Dans la nouvelle loi de 2021, cette notion de « discernement » est reprise en raison du fait qu’elle développait souvent des différends et posait question dans le jugement. À partir du mois de septembre, le mineur de moins de 13 ans bénéficiera d’une présomption de non-discernement. L’article 4 de la loi précise une définition : « Est capable de discernement le mineur qui a compris et voulu son acte et qui est apte à comprendre le sens de la procédure pénale dont il fait l’objet ». C’est, entre autres, la Convention Internationale des Droits de l’Enfant qui exige d’établir un âge minimum où les enfants ne sont pas en âge de comprendre qu’ils enfreignent la loi. Parmi les changements, on trouve aussi l’abandon du cumul entre les mesures éducatives. C’est-à-dire que si une mesure éducative est mise en place, elle ne peut plus être additionnée à d’autres mesures du même type. Une procédure de césure a été créée avec deux temps d’audience. La première audience de culpabilité doit avoir lieu entre 10 jours et 3 mois, ensuite, on met à l’épreuve le mineur, et 6 à 9 mois plus tard a lieu la deuxième audience de prononcé de la sanction.
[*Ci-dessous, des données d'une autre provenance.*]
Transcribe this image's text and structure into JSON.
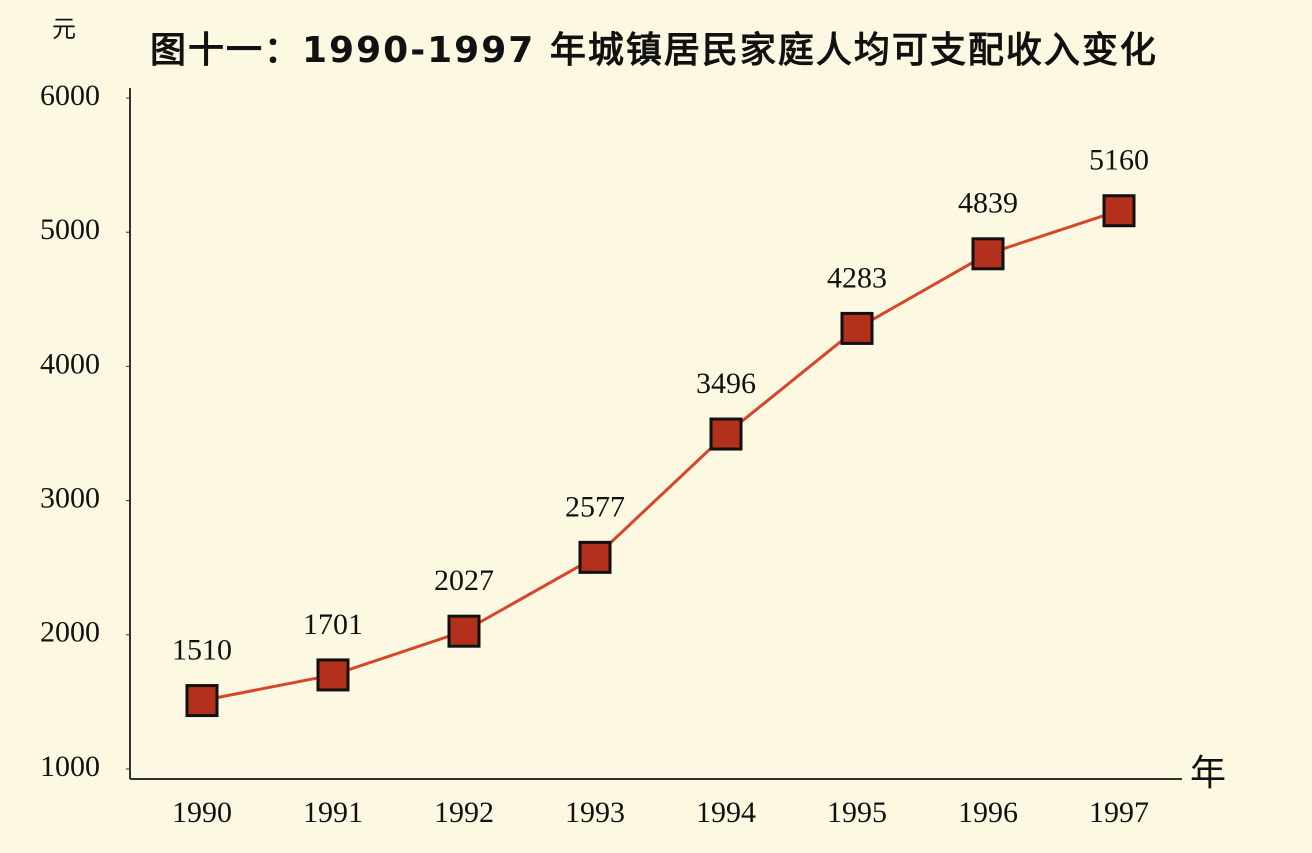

Les autres changements concernent : 

  • La suppression de la phase de mise en examen devant le juge des enfants ;
  • La suppression des sanctions éducatives ;
  • La possibilité de prononcer des peines en chambre du conseil ;
  • Un encadrement accru de la détention provisoire.

En revanche, les éléments qui perdurent d’un texte à l’autre sont :

  • L’enquête ;
  • Le choix des poursuites ;
  • L’information judiciaire devant le juge d’instruction. 

En 2023, le gouvernement devra rendre un rapport sur les effets de cette nouvelle loi et des mesures correctrices pourront être apportées si nécessaire.